Following consumer complaints of false advertisements for medicine, the State Administration for Industry and Commerce (SAIC) and the State Drug Administration (SDA) will give priority to the inspection of medicine advertisement throughout the country this year.
Statistics from the SAIC show that fake advertisements, especially misleading ones for medicine, were listed as one of the top 10 complaints by consumers in 2001, according to Monday's China Daily.
The two departments need to work more closely to fight against "increasing illegal medicine advertisements," Li Qin, director with the Market Administration Department of the SDA, was quoted as commenting on a recent survey of medical advertisements by the SAIC.

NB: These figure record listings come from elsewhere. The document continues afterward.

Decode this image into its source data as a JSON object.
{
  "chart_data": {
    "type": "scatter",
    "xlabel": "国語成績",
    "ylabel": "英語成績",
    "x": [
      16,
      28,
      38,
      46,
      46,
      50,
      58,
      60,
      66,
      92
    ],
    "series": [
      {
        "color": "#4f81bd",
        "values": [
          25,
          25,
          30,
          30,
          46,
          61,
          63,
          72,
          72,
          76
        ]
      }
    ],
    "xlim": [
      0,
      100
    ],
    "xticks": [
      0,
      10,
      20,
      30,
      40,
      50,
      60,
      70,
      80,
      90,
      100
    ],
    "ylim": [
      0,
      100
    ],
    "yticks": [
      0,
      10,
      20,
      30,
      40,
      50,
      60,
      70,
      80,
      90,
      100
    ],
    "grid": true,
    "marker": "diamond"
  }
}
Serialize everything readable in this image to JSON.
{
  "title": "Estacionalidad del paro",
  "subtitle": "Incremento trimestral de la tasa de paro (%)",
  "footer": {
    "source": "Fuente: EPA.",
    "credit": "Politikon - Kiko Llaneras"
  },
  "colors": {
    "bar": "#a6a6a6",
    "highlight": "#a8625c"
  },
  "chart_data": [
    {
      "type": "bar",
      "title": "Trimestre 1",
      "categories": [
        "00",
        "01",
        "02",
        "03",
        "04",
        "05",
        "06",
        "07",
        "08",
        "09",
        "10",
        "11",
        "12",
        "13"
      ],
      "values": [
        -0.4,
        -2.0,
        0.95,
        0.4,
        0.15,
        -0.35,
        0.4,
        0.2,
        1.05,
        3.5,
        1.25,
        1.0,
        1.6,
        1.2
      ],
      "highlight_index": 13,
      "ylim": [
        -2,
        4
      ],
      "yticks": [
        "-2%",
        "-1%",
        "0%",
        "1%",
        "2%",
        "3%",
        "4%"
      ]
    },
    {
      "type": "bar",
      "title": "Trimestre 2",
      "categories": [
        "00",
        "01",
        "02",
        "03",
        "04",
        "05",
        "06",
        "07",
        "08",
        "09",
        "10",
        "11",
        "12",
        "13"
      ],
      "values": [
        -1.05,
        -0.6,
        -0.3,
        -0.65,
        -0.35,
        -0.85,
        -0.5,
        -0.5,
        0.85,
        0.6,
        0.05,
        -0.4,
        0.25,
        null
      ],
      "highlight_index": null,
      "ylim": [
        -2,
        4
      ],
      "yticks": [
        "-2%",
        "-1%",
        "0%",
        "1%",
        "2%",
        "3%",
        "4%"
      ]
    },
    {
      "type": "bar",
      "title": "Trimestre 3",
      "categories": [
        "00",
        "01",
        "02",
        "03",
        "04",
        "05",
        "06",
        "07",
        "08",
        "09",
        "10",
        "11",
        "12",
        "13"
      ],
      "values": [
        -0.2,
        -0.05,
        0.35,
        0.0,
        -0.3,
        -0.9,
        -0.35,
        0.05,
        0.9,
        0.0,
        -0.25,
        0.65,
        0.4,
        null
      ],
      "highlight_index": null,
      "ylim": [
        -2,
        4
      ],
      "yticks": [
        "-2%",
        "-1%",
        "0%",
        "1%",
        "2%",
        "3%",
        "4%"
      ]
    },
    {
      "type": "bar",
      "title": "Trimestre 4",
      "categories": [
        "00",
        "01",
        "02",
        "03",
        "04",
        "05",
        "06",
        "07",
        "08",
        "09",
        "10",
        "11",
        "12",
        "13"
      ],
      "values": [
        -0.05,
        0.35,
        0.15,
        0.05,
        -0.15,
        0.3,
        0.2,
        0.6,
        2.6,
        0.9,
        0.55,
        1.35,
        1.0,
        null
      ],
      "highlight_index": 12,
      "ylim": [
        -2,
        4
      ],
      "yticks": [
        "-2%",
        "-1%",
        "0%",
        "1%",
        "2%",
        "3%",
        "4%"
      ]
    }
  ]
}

Li said that separate efforts had proved "somewhat powerless" before the many illegal drug advertisements, which were mostly "untruthful and exaggerated."
The survey, covering more than a dozen TV and radio guides nationwide, said 88.59 percent of ads for drugs and medical services were illegal as they were using untruthful words, according to the newspaper.
The SDA is in charge of examining and approving medicine ads before publication while the SAIC takes the responsibility for inspecting the ads in the media and punishing illegal advertisers, Li said.
Original versions of many drug ads sent to the SDA for approval differed widely from the final version that appeared in the media, said Li.
Such exaggerated drug ads accounted for at least 60 percent of the total number of illegal ones, Li said.